There were existing scoring systems for HCC, such as the Barcelona Clinic Liver Cancer score [46] and the Hong Kong Liver Cancer Staging score, which determine the prognosis of HCC patients and guidance of intervention of HCC patients [47, 48]. The AUC of these scoring system ranged from 0.72 to 0.78 in predicting 12-month survival [49]. However, these scoring systems require comprehensive imaging data and even histology information, and these systems are not limited to advanced HCC. Furthermore, we found that the RF model was superior to the ALBI score in the testing date set and performed better than the CRAFITY score in the external validation cohort.

There were unique advantages of the current study. Our study included a large cohort of advanced HCC patients treated with immunotherapy in Hong Kong, which could provide a novel and timely observation on the 1-year survival risk prediction of these patients. We also demonstrated the potential differences in the performance of various advanced ML models when applied to address a specific clinical condition. Moreover, our factor analysis helped to uncover the “black box” nature of these advanced ML models.

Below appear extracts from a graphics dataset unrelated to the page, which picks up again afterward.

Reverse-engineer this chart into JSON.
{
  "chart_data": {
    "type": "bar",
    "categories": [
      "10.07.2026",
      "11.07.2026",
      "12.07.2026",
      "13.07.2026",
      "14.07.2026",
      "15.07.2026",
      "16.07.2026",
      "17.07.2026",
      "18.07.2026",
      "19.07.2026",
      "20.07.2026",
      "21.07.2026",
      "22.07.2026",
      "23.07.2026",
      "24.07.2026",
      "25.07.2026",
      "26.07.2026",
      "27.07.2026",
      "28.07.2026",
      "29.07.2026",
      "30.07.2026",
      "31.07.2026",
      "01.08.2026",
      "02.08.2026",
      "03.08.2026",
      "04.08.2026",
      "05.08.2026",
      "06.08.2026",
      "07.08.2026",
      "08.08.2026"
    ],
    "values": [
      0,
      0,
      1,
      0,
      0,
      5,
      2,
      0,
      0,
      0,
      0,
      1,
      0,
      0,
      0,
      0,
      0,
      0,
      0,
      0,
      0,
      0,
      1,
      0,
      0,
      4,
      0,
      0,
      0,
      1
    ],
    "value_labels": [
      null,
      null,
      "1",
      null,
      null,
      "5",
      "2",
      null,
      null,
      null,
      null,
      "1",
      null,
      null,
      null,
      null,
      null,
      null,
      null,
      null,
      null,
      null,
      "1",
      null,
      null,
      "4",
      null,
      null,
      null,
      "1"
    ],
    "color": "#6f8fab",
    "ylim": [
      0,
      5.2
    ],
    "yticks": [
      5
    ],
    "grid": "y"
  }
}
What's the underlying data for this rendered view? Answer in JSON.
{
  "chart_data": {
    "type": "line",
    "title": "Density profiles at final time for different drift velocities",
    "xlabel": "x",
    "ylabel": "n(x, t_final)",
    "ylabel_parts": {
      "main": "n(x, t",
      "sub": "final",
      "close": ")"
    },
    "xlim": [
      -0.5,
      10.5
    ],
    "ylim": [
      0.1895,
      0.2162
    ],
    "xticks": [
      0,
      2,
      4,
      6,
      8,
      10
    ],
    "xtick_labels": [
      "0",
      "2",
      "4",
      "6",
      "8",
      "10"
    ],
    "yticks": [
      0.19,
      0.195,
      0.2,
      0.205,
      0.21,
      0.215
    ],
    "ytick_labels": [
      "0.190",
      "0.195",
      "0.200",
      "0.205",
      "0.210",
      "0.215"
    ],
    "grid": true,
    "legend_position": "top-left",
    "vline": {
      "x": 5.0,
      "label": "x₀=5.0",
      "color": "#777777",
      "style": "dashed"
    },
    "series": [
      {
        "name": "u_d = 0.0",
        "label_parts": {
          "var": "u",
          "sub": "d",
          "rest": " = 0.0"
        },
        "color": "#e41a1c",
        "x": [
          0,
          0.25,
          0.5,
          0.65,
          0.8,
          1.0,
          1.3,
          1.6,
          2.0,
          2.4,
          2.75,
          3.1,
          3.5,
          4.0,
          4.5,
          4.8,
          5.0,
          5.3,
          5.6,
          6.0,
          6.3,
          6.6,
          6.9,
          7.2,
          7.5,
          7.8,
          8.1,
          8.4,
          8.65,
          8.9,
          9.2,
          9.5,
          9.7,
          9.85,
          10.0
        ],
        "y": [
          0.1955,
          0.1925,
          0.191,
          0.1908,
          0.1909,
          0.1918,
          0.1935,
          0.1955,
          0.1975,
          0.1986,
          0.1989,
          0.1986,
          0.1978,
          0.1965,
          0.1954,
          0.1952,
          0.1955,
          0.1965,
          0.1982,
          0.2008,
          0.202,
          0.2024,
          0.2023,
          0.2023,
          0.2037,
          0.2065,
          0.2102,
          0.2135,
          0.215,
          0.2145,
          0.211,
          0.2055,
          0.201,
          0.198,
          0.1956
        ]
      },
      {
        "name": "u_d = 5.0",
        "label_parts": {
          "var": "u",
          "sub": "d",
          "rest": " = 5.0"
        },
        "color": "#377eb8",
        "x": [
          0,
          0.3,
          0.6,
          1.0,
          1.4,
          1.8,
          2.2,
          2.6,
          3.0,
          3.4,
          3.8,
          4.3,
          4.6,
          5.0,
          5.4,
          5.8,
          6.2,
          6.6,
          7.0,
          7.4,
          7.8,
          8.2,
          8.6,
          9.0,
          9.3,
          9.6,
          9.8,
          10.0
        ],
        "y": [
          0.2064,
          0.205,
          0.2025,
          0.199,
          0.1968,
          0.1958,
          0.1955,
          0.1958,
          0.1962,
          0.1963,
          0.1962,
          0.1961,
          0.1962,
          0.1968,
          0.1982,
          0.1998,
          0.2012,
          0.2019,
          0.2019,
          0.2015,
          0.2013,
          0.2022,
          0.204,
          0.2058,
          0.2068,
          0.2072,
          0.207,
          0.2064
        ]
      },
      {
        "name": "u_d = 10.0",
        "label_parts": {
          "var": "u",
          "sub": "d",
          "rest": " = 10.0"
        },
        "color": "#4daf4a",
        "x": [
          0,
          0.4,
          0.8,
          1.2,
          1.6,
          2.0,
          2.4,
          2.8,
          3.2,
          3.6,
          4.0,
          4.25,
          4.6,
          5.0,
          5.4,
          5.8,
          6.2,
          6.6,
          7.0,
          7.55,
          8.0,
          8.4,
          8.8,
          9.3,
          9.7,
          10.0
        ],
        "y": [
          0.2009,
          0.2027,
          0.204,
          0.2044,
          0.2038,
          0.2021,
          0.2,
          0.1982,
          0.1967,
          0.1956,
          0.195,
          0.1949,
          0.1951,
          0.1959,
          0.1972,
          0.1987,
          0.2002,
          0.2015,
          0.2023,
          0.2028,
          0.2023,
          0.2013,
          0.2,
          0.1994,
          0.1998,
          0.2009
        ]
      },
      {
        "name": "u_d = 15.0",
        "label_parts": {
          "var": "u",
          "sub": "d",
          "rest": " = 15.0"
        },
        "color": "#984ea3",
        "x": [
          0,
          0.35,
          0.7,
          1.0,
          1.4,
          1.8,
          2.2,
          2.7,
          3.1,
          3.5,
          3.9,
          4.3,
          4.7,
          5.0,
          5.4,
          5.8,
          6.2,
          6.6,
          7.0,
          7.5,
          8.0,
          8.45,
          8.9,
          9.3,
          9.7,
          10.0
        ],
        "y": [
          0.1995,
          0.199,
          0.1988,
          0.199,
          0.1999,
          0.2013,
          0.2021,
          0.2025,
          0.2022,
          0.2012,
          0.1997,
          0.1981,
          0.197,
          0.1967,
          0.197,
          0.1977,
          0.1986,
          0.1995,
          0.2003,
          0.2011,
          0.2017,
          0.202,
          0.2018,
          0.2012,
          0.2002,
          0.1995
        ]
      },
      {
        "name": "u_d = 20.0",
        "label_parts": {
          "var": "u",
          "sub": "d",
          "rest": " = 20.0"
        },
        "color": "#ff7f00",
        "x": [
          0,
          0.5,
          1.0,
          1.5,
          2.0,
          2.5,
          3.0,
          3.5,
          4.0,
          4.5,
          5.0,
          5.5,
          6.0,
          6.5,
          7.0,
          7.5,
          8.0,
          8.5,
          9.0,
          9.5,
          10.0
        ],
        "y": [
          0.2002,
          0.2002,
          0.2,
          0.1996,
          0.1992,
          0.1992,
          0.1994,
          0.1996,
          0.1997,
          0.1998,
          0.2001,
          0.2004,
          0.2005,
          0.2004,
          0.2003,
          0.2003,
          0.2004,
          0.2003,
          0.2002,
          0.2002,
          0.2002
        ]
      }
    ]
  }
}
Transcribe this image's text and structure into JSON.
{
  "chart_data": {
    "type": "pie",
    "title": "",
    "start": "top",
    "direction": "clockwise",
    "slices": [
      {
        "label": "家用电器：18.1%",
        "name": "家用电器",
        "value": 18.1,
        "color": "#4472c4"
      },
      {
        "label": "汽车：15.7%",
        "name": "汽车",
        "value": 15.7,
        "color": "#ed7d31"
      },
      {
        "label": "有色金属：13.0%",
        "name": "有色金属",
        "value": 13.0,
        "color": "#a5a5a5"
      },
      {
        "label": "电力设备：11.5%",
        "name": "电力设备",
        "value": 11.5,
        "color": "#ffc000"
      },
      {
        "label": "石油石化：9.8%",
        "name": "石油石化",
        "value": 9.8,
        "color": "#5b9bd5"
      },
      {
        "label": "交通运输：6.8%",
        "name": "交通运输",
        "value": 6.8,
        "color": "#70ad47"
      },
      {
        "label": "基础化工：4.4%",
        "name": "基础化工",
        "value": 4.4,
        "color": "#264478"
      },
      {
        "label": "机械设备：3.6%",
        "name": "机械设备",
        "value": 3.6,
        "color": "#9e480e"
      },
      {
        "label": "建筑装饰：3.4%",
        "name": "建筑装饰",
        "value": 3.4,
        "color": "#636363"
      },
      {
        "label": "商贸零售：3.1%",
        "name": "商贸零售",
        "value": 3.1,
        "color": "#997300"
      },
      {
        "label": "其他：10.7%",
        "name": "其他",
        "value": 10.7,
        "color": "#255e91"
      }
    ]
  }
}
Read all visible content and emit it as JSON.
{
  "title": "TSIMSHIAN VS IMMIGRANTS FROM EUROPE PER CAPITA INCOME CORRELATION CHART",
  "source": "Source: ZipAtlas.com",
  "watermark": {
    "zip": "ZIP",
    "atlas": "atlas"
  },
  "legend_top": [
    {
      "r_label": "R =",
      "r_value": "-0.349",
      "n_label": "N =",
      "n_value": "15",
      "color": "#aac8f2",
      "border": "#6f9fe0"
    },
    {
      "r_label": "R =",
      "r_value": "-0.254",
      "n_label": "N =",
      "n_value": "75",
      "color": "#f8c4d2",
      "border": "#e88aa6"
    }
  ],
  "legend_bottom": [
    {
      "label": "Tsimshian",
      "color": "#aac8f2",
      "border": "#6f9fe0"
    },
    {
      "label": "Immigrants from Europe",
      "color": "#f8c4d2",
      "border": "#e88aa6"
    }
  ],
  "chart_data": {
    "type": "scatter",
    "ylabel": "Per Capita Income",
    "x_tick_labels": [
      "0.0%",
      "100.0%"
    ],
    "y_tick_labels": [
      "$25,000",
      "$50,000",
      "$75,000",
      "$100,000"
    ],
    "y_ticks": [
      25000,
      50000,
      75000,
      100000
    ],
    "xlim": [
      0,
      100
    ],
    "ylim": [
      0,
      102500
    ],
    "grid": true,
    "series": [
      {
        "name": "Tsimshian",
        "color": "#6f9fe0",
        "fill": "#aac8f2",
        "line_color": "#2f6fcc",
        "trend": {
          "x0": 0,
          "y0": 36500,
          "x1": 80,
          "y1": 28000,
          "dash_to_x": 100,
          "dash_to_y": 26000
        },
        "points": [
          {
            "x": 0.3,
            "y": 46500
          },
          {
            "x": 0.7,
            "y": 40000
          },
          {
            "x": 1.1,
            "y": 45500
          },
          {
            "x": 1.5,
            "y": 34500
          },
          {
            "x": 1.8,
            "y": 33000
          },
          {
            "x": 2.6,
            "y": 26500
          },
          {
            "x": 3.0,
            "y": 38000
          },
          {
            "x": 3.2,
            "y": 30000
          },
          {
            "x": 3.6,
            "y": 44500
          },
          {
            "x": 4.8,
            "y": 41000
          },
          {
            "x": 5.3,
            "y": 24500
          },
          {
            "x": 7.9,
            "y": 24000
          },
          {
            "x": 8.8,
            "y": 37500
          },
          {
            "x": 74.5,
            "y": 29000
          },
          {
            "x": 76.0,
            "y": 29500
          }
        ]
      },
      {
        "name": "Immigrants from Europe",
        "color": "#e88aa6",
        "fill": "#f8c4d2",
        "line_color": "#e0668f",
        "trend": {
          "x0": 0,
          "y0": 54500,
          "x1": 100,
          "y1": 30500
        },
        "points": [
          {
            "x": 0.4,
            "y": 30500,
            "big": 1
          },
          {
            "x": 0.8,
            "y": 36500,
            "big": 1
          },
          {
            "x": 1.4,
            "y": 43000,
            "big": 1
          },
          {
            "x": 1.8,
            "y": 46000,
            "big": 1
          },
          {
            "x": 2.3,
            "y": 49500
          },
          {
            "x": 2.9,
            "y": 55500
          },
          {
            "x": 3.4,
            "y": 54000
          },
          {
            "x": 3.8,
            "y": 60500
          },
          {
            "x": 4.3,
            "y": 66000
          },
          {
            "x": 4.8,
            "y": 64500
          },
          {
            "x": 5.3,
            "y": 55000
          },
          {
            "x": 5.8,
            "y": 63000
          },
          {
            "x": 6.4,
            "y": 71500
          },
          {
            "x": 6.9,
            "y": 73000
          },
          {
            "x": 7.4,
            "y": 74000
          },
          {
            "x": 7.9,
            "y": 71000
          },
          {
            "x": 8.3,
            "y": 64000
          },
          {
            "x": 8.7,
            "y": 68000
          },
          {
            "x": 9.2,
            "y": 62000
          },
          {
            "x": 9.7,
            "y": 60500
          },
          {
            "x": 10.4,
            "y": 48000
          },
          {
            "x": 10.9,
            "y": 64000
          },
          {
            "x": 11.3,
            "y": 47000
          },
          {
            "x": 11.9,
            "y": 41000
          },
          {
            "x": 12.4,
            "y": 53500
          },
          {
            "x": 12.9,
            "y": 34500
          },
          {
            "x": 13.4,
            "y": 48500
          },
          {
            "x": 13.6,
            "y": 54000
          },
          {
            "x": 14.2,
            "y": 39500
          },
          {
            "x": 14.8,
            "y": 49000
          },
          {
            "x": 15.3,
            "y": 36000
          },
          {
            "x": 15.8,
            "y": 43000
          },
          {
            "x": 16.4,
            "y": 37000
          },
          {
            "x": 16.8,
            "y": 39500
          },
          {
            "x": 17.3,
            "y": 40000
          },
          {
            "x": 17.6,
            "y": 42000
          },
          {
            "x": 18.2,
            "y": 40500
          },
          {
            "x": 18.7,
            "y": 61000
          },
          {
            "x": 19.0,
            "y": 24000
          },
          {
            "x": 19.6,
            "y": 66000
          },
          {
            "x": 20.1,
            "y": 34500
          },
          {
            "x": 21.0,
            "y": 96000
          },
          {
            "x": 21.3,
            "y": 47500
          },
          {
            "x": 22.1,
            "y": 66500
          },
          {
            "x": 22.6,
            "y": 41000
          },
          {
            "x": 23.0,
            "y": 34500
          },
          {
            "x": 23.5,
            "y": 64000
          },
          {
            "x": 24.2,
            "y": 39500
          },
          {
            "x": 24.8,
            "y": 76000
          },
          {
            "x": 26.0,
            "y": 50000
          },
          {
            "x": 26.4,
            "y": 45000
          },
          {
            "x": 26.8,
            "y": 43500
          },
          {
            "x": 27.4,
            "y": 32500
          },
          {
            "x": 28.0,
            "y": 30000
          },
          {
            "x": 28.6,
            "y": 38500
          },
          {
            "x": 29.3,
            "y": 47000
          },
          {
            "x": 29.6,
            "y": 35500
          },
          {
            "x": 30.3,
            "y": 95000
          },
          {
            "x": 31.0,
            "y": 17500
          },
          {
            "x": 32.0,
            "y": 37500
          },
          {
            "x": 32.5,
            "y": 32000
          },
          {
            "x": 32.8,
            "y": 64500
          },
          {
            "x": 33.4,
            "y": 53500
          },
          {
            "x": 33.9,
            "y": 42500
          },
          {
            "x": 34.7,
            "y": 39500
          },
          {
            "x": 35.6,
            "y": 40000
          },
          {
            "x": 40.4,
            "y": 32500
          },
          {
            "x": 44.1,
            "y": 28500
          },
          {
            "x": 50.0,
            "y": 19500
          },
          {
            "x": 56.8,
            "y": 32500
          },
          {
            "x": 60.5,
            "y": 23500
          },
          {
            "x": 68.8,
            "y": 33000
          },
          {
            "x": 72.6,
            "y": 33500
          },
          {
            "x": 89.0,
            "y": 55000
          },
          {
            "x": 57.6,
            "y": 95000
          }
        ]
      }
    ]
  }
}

However, there are limitations of this study. First, despite being a territory-wide study, the sample size was limited as immunotherapy was still a novel treatment option for advanced HCC patients. Moreover, the best immunotherapy regime for advanced HCC patients had not been properly defined during the study period and no standardized regime was used in all patients. Despite the accuracy of ML models in the prediction of cancer-related mortality after immunotherapy, treatment decision could be influenced by many other factors including patient’s willingness to be treated, side effects of the medications and reimbursement issue. This study could only serve as a pilot study demonstrating the feasibility of using advanced ML models in guiding this decision process. Second, our cohort included mainly Chinese patients with HBV-related cancer and our results may not be applicable in other population with predominantly non-HBV-related HCC. We have, however, performed subgroup analysis, which demonstrates similar performances in patients with viral or non-viral causes of HCC (Supplementary Table 11). The trained ML models were also further tested in an external validation cohort of HCC patients with quite different baseline characteristics and even 1-year mortality, which still yield favorable results. Further, multi-country studies are needed to validate the performance of ML models for this purpose.

Conclusion

We have demonstrated that advanced ML models, especially the RF model, were more accurate than traditional LR and conventional risk scores in predicting 1-year cancer-related mortality of advanced HCC patients using immunotherapy. The use of ML models can potentially help to select patients who would most benefit from this emerging treatment for advanced HCC.